The first choice that satisfies the requirements of the respective cast operator is selected, even if it cannot be compiled (see example). If the cast can be interpreted in more than one way as static_cast followed by a const_cast, it cannot be compiled. In addition, C-style cast notation is allowed to cast from, to, and between pointers to incomplete class type. If both expression and new_type are pointers to incomplete class types, it's unspecified whether static_cast or reinterpret_cast gets selected.

Thus, in your case the compiler will select reinterpret_cast which will just reinterpret the raw bytes of your object as something else (and it just happens that the first thing in the virtual table of p points to method h).
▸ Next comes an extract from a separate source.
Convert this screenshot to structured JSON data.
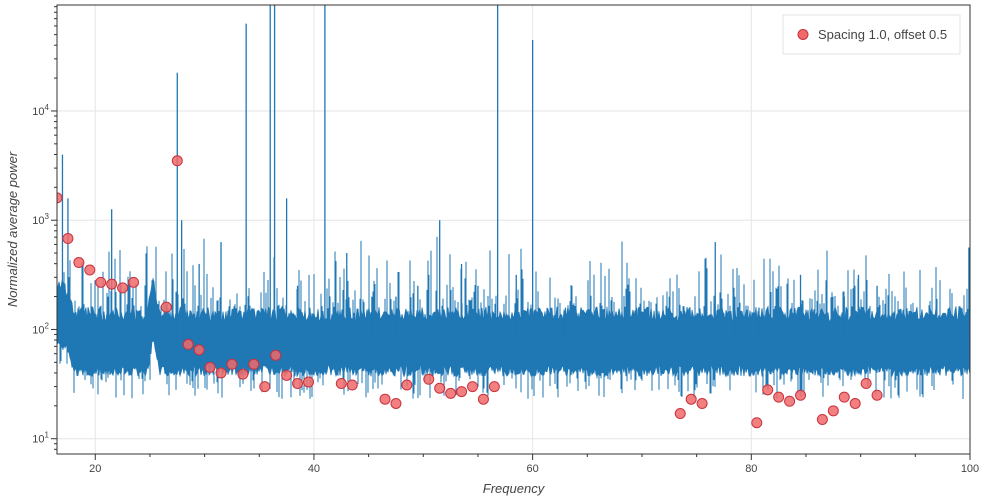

To make your program safe, you should instead use static_cast or dynamic_cast:

#include<iostream>
using namespace std;
class Class1 {
public:
    virtual void f() {
        cout << "Function f() in Class1\n";
    }
};
class Class2 {
public:
    virtual void h() {
        cout << "Function h() in Class2\n";
    }
};
int main() {
    Class1 object1, *p;
    Class2 object2;
    p = &object1;
    p = static_cast<Class1*>(&object2); // fails to compile
    p->f();
    return 0;
}

In this case, compilation fails as expected. Live example: https://godbolt.org/g/noErNr

Note that if we replace static_cast line with p = dynamic_cast<Class1*>(&object2); the code will compile, but p will be set to nullptr at runtime, and trying to call p->f() will result in an error.

Answer 3

C++ doesn't have many run-time checks for performance reasons, so it will just do what you tell it to do even if it is illogical.

You are telling it to call the virtual method Class1::f on a pointer organised in the memory layout of Class2 and apparently Class2::h aligns with Class1::f so it gets called.

This is not standardised behaviour and may differ between compilers. See Virtual method table.